Re: [HTCondor-users] Limiting memory used on the worker node with c-groups



Hi Jean-Michel,

just an idea - but can you try and check, if the out-of-memory control is handled by the kernel or by Condor?

As far as I understand [1], with something like
> cat /sys/fs/cgroup/memory/system.slice/condor.service/SLOT/memory.oom_control
  oom_kill_disable 1
  under_oom 0
should indicate, that the kernel itself is not killing or stopping processes (but might depend also on the parent oom settigns maybe??)


Cheers,
  Thomas

[1]
https://www.kernel.org/doc/Documentation/cgroup-v1/memory.txt


On 24/04/2020 08.43, Jean-Michel Barbet wrote:
Hello,

Having had many times worker nodes hanging because of memory exhaustion,
I am trying to figure out how we can prevent this. I believe the memory
exhaustion is due to some kind of pathologic job using way more memory
than it should.

The first question would be : does it make sense to use
SYSTEM_PERIODIC_REMOVE in the config of a worker node (startd) or is it
working only on the scheduler (thus reacting with a certain delay) ?

Then, I tried differents settings of CGROUP_MEMORY_LIMIT_POLICY.

I understand that the default setting is : "none". In this case, in
/sys/fs/cgroup/memory/htcondor/condor_dlocal_htcondor_slot1\@worker,
"memory.limit_in_bytes" is set to the nodes detected memory divided by
the number of cores and "memory.soft_limit_in_bytes" is 0.

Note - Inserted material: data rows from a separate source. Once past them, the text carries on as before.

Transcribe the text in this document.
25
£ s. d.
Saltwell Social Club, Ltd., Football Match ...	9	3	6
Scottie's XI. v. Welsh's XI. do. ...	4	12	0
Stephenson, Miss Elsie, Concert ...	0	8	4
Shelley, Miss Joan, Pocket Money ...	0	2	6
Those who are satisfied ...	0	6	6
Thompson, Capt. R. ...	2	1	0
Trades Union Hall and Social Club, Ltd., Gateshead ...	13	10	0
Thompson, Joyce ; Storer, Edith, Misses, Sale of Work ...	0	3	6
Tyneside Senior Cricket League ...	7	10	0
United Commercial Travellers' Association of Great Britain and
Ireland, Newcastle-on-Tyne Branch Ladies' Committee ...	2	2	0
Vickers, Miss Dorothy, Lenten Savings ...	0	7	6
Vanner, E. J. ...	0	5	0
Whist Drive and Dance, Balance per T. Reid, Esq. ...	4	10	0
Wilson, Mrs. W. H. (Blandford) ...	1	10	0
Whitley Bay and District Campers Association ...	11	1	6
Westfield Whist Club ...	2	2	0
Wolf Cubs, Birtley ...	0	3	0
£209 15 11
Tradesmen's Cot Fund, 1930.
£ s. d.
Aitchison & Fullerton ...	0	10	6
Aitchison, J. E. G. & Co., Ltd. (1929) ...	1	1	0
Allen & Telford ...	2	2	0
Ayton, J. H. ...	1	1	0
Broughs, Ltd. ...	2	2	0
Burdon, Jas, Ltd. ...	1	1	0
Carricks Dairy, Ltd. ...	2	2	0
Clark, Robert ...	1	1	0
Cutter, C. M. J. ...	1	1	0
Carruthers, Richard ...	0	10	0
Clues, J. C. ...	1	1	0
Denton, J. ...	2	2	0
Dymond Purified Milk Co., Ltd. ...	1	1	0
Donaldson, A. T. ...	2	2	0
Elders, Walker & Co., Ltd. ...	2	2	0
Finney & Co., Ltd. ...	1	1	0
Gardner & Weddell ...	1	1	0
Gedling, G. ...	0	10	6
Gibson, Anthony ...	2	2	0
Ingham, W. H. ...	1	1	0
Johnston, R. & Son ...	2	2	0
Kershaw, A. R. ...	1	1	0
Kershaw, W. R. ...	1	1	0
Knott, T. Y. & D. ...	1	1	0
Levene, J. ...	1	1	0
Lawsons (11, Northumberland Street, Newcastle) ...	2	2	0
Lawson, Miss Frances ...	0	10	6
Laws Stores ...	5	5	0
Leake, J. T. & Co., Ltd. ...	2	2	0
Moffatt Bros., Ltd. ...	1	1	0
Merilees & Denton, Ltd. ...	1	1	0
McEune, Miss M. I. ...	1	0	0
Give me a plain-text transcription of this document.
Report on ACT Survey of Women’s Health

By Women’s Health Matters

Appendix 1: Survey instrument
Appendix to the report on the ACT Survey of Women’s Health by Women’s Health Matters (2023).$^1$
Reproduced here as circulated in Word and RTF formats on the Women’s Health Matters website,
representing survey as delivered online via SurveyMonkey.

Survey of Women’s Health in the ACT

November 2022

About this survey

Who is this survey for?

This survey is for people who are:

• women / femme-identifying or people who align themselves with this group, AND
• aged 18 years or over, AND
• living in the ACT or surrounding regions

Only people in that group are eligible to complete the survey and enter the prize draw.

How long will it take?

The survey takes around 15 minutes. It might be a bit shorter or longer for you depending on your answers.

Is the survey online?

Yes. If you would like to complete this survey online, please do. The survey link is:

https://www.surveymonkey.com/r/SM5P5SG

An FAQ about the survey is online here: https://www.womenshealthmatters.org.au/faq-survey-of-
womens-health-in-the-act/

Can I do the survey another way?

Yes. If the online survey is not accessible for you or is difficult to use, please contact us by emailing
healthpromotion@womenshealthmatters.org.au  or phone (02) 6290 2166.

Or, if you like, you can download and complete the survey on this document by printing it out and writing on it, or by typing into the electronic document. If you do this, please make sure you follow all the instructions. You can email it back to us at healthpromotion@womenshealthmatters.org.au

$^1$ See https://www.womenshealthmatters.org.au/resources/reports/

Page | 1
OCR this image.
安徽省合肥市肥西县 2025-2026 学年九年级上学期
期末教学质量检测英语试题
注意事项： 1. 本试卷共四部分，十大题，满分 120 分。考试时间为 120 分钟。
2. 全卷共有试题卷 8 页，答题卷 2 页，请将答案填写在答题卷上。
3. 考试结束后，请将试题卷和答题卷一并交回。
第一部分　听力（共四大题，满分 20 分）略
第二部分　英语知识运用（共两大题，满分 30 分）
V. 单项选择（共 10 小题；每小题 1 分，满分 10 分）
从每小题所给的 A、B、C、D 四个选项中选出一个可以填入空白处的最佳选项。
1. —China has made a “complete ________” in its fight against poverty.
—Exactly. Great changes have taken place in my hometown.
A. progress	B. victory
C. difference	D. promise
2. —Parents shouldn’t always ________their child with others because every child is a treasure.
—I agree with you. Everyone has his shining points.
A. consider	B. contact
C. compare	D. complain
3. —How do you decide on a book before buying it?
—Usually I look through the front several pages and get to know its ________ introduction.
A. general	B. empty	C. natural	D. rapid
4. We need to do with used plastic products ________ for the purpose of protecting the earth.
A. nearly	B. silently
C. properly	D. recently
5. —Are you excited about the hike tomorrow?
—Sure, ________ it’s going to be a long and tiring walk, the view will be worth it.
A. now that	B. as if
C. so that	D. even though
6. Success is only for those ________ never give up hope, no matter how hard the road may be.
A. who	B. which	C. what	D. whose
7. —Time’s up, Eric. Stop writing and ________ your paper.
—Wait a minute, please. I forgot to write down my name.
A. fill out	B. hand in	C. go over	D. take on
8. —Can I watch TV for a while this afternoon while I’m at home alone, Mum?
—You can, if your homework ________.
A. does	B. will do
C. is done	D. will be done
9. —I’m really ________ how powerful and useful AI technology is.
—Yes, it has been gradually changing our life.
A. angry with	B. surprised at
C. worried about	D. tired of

I tried setting CGROUP_MEMORY_LIMIT_POLICY to "soft". It seems to do its
job with jobs being remove with "Job has gone over memory limit of 6000 megabytes. Peak usage: 5926 megabytes." BUT: The result on the worker
nodes is a number of processes in "Deffered" status which gives a high
Unix load even if there is no CPU consumed. No new jobs are scheduled.
Looks like the jobs are not killed cleanly.

I am now trying with "hard". Let's see...

I have read this presentation :
https://research.cs.wisc.edu/htcondor/HTCondorWeek2017/presentations/WedDownes_cgroups.pdf
... but I do not understand everything. Sorry.

This is HTCondor version 8.6.13. Also, please note that I have made
is so that the threshold is higher than the detected memory :

MEMORY = 1.5 * quantize( $(DETECTED_MEMORY), 1000 )
MODIFY_REQUEST_EXPR_REQUESTMEMORY = quantize(RequestMemory,100)

Thank you in advance.

JM


Attachment: smime.p7s
Description: S/MIME Cryptographic Signature